In either taal
If you wade through the pages on Oscar Pistorius and Beyoncé in the issue of YOU magazine that hit the newsstands today, you will find an article on page 130 about Greener House.
By next week I will be able to reprint full the full text of the article, which is full of advice about saving electricity in the home. For now I will focus on a few key points about solar that were shortened or cut in the editing process.
In the original text, I decided to take a bold stand in order to simplify the many choices facing a homeowner who wants to install solar hot water panels. The uncut version refuted four of the excuses commonly used by those who haven’t gone solar:
• “I’ll wait ‘till my geyser fails.” When your geyser bursts or dies, you will need a quick solution. Installing solar takes time. It makes more sense to put up solar panels before your geyser gets into trouble.
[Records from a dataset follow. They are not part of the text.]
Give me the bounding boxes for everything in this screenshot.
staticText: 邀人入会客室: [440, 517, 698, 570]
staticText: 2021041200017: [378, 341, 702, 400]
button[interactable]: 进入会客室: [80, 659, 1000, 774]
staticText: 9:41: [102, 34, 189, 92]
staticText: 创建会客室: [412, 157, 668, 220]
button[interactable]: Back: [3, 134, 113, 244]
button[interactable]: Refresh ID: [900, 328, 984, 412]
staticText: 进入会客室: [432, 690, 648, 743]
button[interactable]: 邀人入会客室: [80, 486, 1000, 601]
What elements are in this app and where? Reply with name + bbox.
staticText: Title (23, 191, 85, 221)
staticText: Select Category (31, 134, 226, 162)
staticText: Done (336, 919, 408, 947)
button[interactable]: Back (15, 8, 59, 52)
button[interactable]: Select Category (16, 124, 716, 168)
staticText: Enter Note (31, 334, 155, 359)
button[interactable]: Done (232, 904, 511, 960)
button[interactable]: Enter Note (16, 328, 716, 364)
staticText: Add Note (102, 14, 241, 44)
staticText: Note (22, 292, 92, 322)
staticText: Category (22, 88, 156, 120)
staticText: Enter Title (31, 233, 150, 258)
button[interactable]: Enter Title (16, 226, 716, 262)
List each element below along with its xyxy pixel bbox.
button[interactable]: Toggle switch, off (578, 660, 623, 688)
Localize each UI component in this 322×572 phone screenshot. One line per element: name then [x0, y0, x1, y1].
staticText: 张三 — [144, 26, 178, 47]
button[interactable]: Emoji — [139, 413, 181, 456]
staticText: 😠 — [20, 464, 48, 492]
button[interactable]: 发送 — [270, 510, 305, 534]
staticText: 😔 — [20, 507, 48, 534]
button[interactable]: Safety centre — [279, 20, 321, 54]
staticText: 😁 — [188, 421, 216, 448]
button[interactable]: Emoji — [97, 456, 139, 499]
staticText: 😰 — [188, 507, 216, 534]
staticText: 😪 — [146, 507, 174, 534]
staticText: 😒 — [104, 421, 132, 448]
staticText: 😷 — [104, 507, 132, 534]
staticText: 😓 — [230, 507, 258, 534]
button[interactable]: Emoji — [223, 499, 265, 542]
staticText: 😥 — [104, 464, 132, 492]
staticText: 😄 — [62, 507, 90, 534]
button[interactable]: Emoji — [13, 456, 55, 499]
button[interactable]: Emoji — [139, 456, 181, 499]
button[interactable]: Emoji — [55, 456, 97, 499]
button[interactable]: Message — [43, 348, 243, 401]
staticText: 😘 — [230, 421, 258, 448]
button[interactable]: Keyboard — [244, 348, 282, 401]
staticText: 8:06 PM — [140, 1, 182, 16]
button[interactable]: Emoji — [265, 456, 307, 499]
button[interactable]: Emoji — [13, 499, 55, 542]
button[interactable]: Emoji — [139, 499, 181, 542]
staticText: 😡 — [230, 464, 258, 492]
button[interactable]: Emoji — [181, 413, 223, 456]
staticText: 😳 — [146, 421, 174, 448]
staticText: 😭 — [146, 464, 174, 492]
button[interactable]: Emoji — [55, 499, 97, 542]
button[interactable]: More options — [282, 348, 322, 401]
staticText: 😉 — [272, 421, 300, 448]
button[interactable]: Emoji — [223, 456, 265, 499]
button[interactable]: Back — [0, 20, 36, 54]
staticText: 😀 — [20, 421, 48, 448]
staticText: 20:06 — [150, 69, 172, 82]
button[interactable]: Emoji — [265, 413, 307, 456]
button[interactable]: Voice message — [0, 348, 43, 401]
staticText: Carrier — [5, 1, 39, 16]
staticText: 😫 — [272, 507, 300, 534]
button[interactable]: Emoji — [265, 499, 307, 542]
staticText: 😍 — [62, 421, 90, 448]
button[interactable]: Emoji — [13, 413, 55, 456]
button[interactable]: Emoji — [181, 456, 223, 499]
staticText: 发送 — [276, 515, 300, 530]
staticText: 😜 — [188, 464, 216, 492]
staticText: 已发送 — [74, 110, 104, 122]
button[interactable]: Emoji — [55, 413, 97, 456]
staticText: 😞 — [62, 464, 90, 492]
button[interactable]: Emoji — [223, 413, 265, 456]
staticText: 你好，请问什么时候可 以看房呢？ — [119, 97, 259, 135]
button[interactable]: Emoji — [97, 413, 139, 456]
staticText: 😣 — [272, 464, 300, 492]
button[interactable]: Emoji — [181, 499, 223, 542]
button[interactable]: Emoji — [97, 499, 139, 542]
• “My uncle had trouble with his hot-water solar panels.” A lot of fly-by-night installers importing cheap panels have popped up recently. Insist on SABS approved panels as a first step, but also use an installer who has been in the business five years or more and a panel manufacturer with at least that much experience in South Africa. My nine-year-old flat panels have been problem-free.
• “I’m confused by the different solar systems available.” At the risk of oversimplifying, this is my advice: Ask for an indirect system that first heats glycol, which then heats the water. Use tanks meant for solar, not something jury-rigged onto your old geyser. Larger tanks are worth the expense; I have 600 litres of storage. Ask for flat panels, unless your roof gets limited light. Evacuated tubes tend to overheat in the summer and are more vulnerable to hail.
• “I don’t have a roof that gets any sun.” That’s fine. Replacing a traditional geyser with a heat-pump will save almost as much electricity as a solar system can.
Even this unabridged advice may seem too short to account for the many configurations possible in solar hot water systems. I well understand the urge to find a custom solution that maximizes efficiency. But for those who will only make the leap to solar if it is simple and safe, these guidelines point in the right direction.